"Ergastolo per il primario che mutilava i malati"

Categoria: Firme

accusati  di 4 omicidi e di aver infierito sui pazienti terminali

Enrico Lagattolla - Gio, 13/03/2014 - 07:40, Il Giornale

Milano - Lo ripete quattro volte, il pm Grazia Pradella. Lo ripete per ogni singolo caso di omicidio contestato all'imputato.

«Pier Paolo Brega Massone voleva effettuare l'intervento a qualsiasi costo, qualunque rischio comportasse per il paziente. I chirurghi hanno accettato il rischio che il paziente morisse». E rincara la dose, poco prima di commuoversi ricordando il padre, anche lui medico. Brega Massone, non ha esitato «per soldi» a eseguire interventi inutili «con mutilazioni» nemmeno di fronte a dei «malati terminali», dimostrando di non possedere «il senso dell'umana pietà». Così, al termine di una lunga e durissima requisitoria, la pubblica accusa formula la richiesta di condanna nel processo-bis contro l'ex primario di chirurgia toracica della clinica Santa Rita, arrestato nel 2008: ergastolo e due anni e mezzo di isolamento diurno per omicidio aggravato dalla crudeltà di quattro pazienti della casa di cura, operati per ottenere i rimborsi dal sistema sanitario nazionale, oltre a 45 casi di lesioni. E poco meglio è andata ai suoi vice: ergastolo con un anno di isolamento diurno per Fabio Presicci, e 18 anni per Marco Pansera. Pene tra un anno e due mesi e i due anni, infine, per l'équipe di anestisiti e infermiere.

Un requisitoria che ha ripercorso la storia clinica delle quattro persone morte alla Santa Rita: Antonio Schiavo, 85anni; Giuseppina Vailati, 82; Maria Luisa Scocchetti, 65; Gustavo Dalto, 89. Uccise, secondo la Procura, dalla spregiudicatezza del primario e dei suoi assistenti.

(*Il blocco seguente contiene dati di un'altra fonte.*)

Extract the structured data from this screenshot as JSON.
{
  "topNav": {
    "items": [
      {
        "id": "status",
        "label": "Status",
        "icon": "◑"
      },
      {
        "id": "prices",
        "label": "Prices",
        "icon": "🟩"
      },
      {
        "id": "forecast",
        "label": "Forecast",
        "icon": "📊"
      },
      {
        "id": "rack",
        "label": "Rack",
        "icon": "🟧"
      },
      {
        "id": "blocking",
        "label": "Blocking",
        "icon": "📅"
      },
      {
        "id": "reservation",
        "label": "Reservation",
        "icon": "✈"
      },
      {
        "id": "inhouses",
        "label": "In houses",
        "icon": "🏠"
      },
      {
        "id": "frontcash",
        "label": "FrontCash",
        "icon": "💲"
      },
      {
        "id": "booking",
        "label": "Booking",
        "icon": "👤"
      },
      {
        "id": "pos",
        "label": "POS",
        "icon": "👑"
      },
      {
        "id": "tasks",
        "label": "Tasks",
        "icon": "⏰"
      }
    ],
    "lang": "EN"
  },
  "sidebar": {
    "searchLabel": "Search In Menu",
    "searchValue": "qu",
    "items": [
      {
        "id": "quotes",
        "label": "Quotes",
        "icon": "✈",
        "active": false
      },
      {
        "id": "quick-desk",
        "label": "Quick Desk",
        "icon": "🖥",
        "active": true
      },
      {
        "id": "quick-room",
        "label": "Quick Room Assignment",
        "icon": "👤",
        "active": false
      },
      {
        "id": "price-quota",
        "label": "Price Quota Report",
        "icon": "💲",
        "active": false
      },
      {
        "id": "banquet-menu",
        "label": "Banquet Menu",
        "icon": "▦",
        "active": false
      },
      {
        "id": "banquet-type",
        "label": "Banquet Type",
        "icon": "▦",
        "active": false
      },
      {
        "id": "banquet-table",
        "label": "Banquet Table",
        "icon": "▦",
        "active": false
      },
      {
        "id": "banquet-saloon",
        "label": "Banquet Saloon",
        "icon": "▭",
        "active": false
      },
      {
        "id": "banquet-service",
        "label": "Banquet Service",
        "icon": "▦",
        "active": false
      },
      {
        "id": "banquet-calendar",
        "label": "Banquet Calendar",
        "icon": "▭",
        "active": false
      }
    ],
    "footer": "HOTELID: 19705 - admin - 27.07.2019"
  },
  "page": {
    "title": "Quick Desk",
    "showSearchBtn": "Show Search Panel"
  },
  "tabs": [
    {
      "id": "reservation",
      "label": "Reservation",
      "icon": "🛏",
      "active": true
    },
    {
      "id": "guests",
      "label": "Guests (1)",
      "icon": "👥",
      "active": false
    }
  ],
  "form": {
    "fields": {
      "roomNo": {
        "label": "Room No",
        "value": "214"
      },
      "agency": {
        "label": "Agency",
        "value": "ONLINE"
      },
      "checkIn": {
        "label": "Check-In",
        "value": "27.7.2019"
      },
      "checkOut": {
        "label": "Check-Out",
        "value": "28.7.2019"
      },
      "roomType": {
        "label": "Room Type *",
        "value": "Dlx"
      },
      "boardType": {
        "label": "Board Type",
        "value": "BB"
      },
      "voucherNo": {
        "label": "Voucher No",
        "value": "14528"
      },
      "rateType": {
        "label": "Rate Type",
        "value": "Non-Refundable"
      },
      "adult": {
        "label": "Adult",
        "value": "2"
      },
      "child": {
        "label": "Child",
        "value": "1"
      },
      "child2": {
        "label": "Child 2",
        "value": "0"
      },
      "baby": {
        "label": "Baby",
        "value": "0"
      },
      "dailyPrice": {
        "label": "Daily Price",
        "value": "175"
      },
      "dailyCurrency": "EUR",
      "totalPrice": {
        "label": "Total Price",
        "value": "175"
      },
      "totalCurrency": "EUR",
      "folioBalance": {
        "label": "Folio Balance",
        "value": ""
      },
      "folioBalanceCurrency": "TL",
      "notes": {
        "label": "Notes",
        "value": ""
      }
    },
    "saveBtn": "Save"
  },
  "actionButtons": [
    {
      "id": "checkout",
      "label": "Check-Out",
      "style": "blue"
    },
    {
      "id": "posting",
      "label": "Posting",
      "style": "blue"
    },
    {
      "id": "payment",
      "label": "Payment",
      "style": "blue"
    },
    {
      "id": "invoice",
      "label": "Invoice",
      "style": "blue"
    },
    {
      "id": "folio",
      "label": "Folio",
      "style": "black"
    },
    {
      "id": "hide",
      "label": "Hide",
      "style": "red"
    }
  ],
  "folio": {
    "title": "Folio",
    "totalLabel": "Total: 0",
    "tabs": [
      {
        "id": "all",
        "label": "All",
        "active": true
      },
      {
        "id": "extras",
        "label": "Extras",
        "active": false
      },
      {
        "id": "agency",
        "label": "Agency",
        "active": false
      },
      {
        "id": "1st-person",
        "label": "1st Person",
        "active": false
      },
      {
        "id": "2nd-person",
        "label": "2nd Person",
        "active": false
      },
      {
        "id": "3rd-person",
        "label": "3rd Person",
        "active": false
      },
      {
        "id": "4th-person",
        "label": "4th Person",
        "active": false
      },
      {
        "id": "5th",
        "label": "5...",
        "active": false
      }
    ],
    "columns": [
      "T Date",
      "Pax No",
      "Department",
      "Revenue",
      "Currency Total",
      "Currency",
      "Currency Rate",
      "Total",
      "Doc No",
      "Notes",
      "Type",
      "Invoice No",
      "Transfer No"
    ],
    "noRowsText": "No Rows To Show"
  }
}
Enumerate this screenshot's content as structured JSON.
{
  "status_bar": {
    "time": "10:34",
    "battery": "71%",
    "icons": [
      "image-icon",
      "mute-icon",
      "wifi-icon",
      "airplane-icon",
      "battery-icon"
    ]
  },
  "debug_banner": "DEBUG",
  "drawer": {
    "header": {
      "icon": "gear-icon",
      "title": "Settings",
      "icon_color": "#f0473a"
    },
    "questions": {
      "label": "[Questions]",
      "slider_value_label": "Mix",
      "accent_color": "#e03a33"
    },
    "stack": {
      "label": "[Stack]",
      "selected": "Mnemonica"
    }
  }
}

Vittime di un'«aggressione chirurgica di sconsiderata pervicacia e totale assenza di una finalità terapeutica». «Ci troviamo di fronte a situazioni di eccezionale gravità - dice ancora Pradella - e altrettanto forte deve essere la risposta giudiziaria, perché sono reati che non hanno nulla di diverso da quelli comuni». A Brega, già condannato a 15 anni per 80 casi di lesioni e che si è sempre difeso sostenendo di avere operato secondo i dettami della comunità scientifica e secondo coscienza, il pm ribatte con severità: «La sua coscienza non è né la nostra di comuni cittadini, né quella dei medici comuni».

È un profilo criminale, quello tratteggiato dal pm. Brega Massone, ex giovane primario di successo sulla cresta dell'onda, insensibile alle sofferenze dei suoi pazienti, cieco di fronte al dolore familiari dei morti. «Nel corso di quasi un anno di intercettazioni - continua la requisitoria -, coi colleghi, con gli amici, con la moglie mai ho sentito da parte sua una parola di commiserazione per le persone ma solo un richiamo costante, quasi ossessivo alle proprie convinzioni di abilità come chirurgo, che giunge a farlo sentire vittima di un complotto e dell'invidia perché era diventato primario a 40 anni». Nel suo linguaggio al telefono, mostra «disprezzo» per i pazienti e la sua «è un'incessante attività per riempire le sale operatorie» in base all'«equazione tra pezzo anatomico di paziente e rimborso». E nemmeno nell'aula del tribunale in cui si è presentato da imputato, «da parte di Brega Massone non si è sentita nessuna reale parola di commiserazione per i pazienti».

E tutto questo per i soldi. I soldi dei rimborsi pubblici che piovevano sulla clinica a ogni intervento. Il conto la fa ancora una volta il pubblico ministero. «Brega Massone ha fatto fatturare tre milioni di euro alla Santa Rita e ne ha presi 300mila in percentuale, checché ne dica il suo commercialista». Ora starà ai legali dell'ex medico provare a smontare l'accusa. Evitando così il carcere a vita per il giovane medico che si autodefiniva «l'Arsenio Lupin della chirurgia».